Architecture & Design

PDFSyntax is built on specific architectural choices designed to make PDF manipulation safer and more transparent.

Immutability and Pure Functions

The library adopts a functional style. The core Doc object is treated as immutable. Functions that modify the document (like rotate or update_object) do not change the existing object in place. Instead, they return a new Doc object containing the requested changes.

# doc is unchanged; doc_new contains the rotation
doc_new = rotate(doc, 90)

The Doc Object

The Doc object acts as a container for:

  1. Index: A mapping of object numbers to their locations (byte offsets) in the file.
  2. Cache: Memoized parsed objects to avoid re-parsing the file repeatedly.
  3. Data: Handles to the raw binary file data.

Handling Revisions

PDFSyntax natively understands Incremental Updates.
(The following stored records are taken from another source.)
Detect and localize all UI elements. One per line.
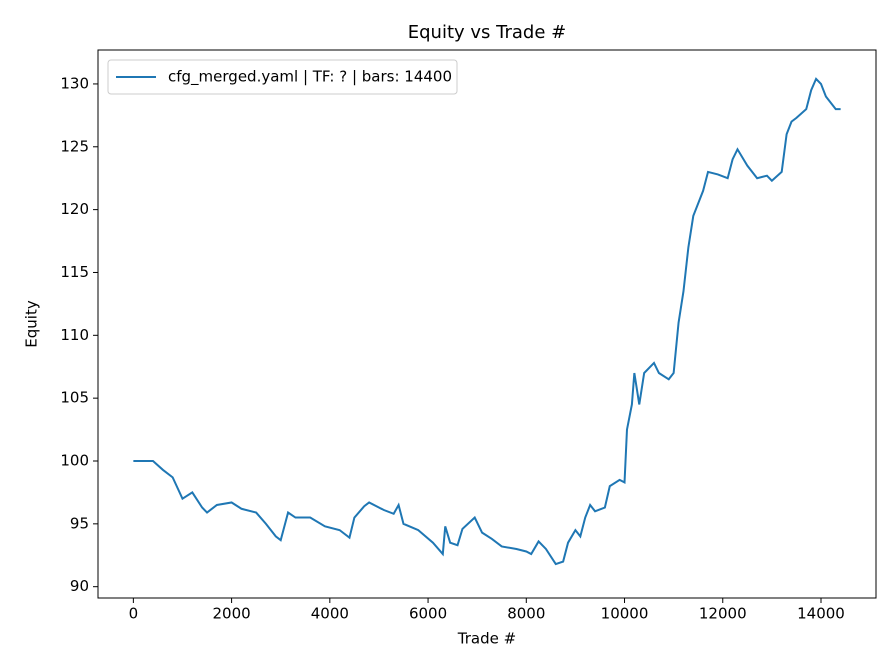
y-tick-label: 95 (70, 514, 89, 532)
legend-label: cfg_merged.yaml | TF: ? | bars: 14400 (168, 68, 452, 87)
x-tick-label: 8000 (507, 605, 545, 623)
legend-box (107, 59, 458, 95)
y-tick-label: 100 (60, 452, 89, 470)
legend: cfg_merged.yaml | TF: ? | bars: 14400 (107, 59, 458, 95)
plot-frame (97, 49, 877, 599)
x-tick-label: 14000 (797, 605, 845, 623)
x-tick-label: 12000 (699, 605, 747, 623)
y-tick-label: 105 (60, 389, 89, 407)
x-tick-label: 6000 (409, 605, 447, 623)
y-tick-label: 110 (60, 326, 89, 344)
y-tick-label: 130 (60, 74, 89, 92)
y-tick-label: 90 (70, 577, 89, 595)
y-tick-label: 125 (60, 137, 89, 155)
line (133, 77, 841, 566)
x-tick-label: 0 (129, 605, 139, 623)
x-axis-label: Trade # (457, 630, 516, 648)
y-tick-label: 115 (60, 263, 89, 281)
y-tick-label: 120 (60, 200, 89, 218)
x-tick-label: 4000 (311, 605, 349, 623)
chart-title: Equity vs Trade # (408, 22, 566, 43)
y-axis-label: Equity (23, 300, 41, 348)
x-tick-label: 10000 (601, 605, 649, 623)
x-tick-label: 2000 (213, 605, 251, 623)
  • Revisions: When you load a PDF, it may already contain multiple revisions (original save + subsequent edits).
  • Append-Only: When you modify the Doc using PDFSyntax, you are essentially creating a new revision in memory. When you call writefile, these changes are appended to the end of the original byte stream.
  • Rewind: You can programmatically roll back changes using rewind(doc) to access previous states of the document.
  • Squash: You can merge all revisions into a single, clean file using squash(doc) if the file size becomes too large due to history.